Желание навести марафет возникло у Офелии утром. Она провела бессонную ночь, каждый час доставая гороскоп и перечитывая его. Отсутствие в обозримом будущем мировой славы повергло Офелию в уныние, но перспектива удачного замужества, доселе пугавшая ее, вдруг представилась ей не такой уж и страшной. Художница успела увлечься эзотерикой и понять, что перечить судьбе не имеет смысла, дабы не ухудшать свою карму. Может, она просто устала от одиночества, или на то были другие причины. Так или иначе, Офелия решила, что немного косметики ей не повредит. Последний раз она красилась на школьный выпускной, поэтому в ящике стола обнаружилась только одна сиреневая помада, лежавшая там, наверное, с тех самых времен. Найдя коробку с цветными карандашами, Офелия выбрала из них черный и стала подводить глаза. Ее смущало лишь одно обстоятельство: ни один знакомый мужчина не подходил на роль мужа многогранной и капризной творческой натуры. Тогда Офелия решила, что встреча с будущим супругом еще предстоит и приготовиться к ней не помешает.
Арусяк в это время заваривала на кухне кофе и думала о своем прекрасном принце, пытаясь придумать причину, по которой можно было бы улизнуть из дома на свидание. В том, что оно состоится, Арусяк не сомневалась ни на секунду, ибо женская интуиция подсказывала, что после ее звонка Тимофей примчится как на крыльях. Но ничего не приходило ей в голову. Девушка почесала затылок и пошла на балкон думать дальше.

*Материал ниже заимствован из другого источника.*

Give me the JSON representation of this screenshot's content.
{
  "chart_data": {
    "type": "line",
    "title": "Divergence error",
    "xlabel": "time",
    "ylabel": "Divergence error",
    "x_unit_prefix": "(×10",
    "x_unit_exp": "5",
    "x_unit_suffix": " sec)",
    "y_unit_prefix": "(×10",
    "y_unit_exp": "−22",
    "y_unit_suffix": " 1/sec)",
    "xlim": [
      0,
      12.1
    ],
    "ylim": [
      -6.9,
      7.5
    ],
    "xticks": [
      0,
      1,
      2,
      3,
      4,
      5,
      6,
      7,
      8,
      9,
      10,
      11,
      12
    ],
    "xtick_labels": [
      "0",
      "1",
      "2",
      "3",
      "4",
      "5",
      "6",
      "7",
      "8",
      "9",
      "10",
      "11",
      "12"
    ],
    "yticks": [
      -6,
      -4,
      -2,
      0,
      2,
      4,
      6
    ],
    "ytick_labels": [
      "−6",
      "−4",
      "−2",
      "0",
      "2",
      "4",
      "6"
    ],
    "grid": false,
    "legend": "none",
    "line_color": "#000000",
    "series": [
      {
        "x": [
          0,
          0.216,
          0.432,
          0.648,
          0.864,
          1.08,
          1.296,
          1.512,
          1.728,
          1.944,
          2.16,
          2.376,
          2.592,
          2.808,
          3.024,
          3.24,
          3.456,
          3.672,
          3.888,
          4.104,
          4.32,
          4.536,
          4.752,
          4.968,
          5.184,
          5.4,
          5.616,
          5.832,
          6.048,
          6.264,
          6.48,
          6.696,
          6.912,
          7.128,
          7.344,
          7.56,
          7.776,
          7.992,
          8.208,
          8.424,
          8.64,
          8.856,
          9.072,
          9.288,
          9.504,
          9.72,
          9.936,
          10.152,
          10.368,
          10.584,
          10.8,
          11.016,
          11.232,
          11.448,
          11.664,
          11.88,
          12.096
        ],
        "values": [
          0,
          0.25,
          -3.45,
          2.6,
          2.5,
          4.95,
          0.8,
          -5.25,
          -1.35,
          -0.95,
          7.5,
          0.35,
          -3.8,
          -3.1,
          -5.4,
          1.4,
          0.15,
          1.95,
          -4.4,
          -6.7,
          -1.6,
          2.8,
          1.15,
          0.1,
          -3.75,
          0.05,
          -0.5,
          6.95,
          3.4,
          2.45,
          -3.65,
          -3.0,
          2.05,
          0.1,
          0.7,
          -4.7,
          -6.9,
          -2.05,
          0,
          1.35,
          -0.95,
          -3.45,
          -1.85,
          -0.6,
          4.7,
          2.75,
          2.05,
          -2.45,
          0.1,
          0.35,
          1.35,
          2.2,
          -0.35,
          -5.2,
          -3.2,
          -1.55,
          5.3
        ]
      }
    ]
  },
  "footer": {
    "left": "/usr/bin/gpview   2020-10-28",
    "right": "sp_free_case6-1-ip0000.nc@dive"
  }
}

– Ой! – вскрикнула Арусяк через мгновение.
Этажом ниже красовалось платье Рузанны, которое она позавчера оставила на крыше. Зеленое платье с рюшами развевалось на ветру, как будто призывая правоверных на борьбу с гяурами [11]. Арусяк побежала в спальню.
– Офик, платье нашлось. Оно у соседей, надо пойти и забрать, – выпалила она.
– Какое платье? Где платье? – Офелия удивленно посмотрела на Арусяк своими черными, подведенными жирными стрелками глазами.
– На седьмом этаже на балконе висит, так что не пропало. Пойдем и заберем.
– Раз на седьмом – значит пиши пропало, – махнула рукой Офелия. – Там Лилит живет.
– Какая Лилит? – спросила Арусяк.
– Старая дева, преподает английский язык в школе. Она тебе не отдаст платье просто так, скажет, что это ее вещь, и закатит скандал. Надо что-то придумать. Погоди, сейчас. – Офелия встала и сходила на балкон. – Да, наше платье, – вздохнула она. – Надо как-то его выкрасть.